Verstöße gegen das Fairnessgebot liegen beispielsweise vor, soweit

 – der Umfang der Verarbeitung personenbezogener Daten die durch den Verantwortlichen geweckten Erwartungen des Betroffenen massiv übersteigt – etwa bei heimlichen Verarbeitungen;8

 – Wertungen der Europäischen Grundrechtecharta unterminiert werden;

 – die vernünftigen Erwartungen der betroffenen Personen i.S.v. Art. 6 Abs. 1 lit. f DSGVO unberücksichtigt bleiben;

 – das (allgemeine) Kopplungsverbot nach Art. 7 Abs. 4 DSGVO missachtet wird9 und/oder

 – die Abhängigkeit im Beschäftigungsverhältnis unberücksichtigt bleibt.10

Denkbare Anwendungsfälle können sich aus dem Einsatz bzw. der Verknüpfung verschiedener (innovativer) Technologien oder auch aus unvorhersehbaren Zweckänderungen ergeben. Ein aktuelles Beispiel kann etwa die überraschende Nutzung sog.
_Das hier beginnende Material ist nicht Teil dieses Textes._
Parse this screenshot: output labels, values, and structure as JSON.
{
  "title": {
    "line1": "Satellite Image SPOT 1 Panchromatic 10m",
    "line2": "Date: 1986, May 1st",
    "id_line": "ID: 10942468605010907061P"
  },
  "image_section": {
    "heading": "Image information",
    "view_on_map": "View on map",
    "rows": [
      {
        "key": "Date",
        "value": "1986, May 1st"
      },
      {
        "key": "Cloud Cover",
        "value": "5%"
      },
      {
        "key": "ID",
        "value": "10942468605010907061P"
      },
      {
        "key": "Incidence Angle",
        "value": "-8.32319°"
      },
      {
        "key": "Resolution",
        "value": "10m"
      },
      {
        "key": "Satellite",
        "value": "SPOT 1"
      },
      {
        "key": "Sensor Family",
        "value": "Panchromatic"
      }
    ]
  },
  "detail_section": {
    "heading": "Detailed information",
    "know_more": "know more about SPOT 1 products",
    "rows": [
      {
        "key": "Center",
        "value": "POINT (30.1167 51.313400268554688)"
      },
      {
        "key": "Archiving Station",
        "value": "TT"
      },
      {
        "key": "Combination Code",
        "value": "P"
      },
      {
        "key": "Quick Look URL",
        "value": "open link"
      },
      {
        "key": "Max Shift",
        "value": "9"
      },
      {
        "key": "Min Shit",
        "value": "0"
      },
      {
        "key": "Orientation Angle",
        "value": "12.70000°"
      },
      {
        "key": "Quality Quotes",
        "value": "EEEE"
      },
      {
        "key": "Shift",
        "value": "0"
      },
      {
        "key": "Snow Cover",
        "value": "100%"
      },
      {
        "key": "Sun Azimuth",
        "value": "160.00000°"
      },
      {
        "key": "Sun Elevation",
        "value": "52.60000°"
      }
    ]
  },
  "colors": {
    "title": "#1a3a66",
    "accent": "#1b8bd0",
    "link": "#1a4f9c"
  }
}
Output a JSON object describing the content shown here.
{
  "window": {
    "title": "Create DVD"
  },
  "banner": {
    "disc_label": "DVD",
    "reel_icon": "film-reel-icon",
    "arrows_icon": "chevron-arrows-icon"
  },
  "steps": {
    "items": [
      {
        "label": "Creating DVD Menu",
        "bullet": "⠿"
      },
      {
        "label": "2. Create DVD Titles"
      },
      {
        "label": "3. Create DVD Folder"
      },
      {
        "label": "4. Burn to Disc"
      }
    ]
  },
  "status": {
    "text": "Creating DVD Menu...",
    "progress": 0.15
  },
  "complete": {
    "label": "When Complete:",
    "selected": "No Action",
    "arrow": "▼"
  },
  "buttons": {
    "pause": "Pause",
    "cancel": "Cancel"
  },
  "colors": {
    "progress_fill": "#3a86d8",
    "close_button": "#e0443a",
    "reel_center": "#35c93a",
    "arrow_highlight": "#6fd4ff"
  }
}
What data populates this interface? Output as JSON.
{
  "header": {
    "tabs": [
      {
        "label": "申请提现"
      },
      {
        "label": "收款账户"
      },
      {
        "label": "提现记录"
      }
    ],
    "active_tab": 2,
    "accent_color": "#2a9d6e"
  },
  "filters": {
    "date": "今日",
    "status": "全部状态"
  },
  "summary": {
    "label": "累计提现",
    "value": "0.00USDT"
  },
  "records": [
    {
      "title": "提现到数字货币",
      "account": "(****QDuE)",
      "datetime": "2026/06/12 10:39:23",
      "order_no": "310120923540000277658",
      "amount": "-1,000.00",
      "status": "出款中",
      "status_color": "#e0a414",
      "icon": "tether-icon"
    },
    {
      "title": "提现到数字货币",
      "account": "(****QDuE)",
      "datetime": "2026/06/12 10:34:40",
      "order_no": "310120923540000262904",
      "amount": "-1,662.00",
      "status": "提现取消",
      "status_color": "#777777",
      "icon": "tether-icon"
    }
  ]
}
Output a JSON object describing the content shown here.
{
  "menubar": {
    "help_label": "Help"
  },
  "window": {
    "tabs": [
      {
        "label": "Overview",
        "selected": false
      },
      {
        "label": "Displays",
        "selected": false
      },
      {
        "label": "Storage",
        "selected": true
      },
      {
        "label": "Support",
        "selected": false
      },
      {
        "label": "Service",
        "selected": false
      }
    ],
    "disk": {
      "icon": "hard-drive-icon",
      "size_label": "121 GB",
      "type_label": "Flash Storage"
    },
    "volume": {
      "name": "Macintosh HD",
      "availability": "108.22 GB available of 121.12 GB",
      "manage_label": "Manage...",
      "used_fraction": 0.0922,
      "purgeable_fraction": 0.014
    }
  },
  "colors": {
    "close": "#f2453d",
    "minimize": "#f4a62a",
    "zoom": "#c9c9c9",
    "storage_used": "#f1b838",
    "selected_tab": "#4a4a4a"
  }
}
Corona-Listen für polizeiliche Ermittlungszwecke, entgegen dem Wortlaut von Sperrklauseln in einigen Bundesländern sein.11

Insgesamt stellt der Grundsatz von Treu und Glauben eher einen Auffangtatbestand dar, der Konstellationen erfasst, in denen der Betroffene durch eine Verarbeitung seiner personenbezogenen Daten einen erheblichen Nachteil erfährt, der in einem massiven Widerspruch zum Kräftegleichgewicht des Verantwortlichen steht – (auch) unabhängig von einem Verstoß gegen ein gesetzliches Verbot.12 Dementsprechend wird die Prüfung dieses Grundsatzes in der Praxis eher einen Ausnahmefall bilden.